Comment by retroformat

5 days ago

Although not especially “current,” Normal Accidents: Living with High-Risk Technologies is a 1984 book by Yale sociologist Charles Perrow, which analyses complex systems from a sociological perspective. Perrow argues that multiple and unexpected failures are built into society's complex and tightly coupled systems, and that accidents are unavoidable and cannot be designed around. Several historical disasters are analysed. I read a newer edition published in 1999, and the author had added a chapter on Chernobyl, which turned out to be a textbook example of some Perrow’s theory (in particular, that adding fail-safes also adds complexity, thus not necessarily making for any more safety. The Chernobyl disaster was precipitated at least in part, because they were on a tight schedule to test a fail-safe system.) The book is fascinating and a good page turner, hard to put down. Perrow’s book is best combined with a reading of The Doomsday Machine: Confessions of a Nuclear War Planner, by Daniel Ellsberg.

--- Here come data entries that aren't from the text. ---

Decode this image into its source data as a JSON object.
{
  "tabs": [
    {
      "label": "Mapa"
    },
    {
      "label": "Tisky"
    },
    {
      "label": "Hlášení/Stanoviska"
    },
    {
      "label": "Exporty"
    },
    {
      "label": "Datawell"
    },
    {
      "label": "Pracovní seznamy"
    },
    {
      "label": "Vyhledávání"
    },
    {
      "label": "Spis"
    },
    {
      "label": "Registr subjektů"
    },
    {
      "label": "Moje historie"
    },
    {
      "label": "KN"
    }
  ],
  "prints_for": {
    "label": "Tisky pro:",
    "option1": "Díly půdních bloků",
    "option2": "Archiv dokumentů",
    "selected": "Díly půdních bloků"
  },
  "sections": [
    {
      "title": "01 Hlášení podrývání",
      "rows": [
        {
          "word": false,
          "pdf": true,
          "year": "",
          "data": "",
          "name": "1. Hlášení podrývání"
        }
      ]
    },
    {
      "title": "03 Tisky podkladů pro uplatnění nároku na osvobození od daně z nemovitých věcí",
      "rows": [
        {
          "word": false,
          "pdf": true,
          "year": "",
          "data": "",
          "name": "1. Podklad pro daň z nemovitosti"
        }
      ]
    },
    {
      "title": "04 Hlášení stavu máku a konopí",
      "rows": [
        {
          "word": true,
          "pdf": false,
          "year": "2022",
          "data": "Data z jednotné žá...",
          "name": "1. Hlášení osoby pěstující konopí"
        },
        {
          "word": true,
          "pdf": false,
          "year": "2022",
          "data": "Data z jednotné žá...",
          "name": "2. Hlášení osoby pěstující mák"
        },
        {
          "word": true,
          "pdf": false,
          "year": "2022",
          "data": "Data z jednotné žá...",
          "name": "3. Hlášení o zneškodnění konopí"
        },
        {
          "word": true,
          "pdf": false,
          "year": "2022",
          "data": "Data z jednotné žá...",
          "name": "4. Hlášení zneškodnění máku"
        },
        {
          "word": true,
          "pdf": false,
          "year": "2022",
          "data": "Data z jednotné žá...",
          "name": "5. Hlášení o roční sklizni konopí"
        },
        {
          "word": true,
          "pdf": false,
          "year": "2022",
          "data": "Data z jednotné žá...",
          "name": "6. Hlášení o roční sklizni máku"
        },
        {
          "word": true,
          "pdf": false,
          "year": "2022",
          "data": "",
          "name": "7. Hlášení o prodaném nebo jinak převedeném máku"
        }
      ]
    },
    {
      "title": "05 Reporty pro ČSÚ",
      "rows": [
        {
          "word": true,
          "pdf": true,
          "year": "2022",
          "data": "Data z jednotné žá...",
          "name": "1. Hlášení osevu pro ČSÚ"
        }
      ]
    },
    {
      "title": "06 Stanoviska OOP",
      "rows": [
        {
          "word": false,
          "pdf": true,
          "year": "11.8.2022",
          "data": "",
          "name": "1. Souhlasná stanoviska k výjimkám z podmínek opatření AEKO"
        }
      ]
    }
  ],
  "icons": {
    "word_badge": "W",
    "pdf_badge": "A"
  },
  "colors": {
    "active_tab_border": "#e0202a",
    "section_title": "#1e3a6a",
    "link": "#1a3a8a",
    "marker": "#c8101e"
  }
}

I'm a retired neurosurgical anesthesiologist (38 years in practice). I read Perrow's book several years after it was published. I was struck by how relevant his points of failure were to the practice of anesthesiology, the concept of the danger of tight coupling. I referred to this book over subsequent decades in my presentations on Grand Rounds, but to my knowledge none of the residents or other attendings ever read it.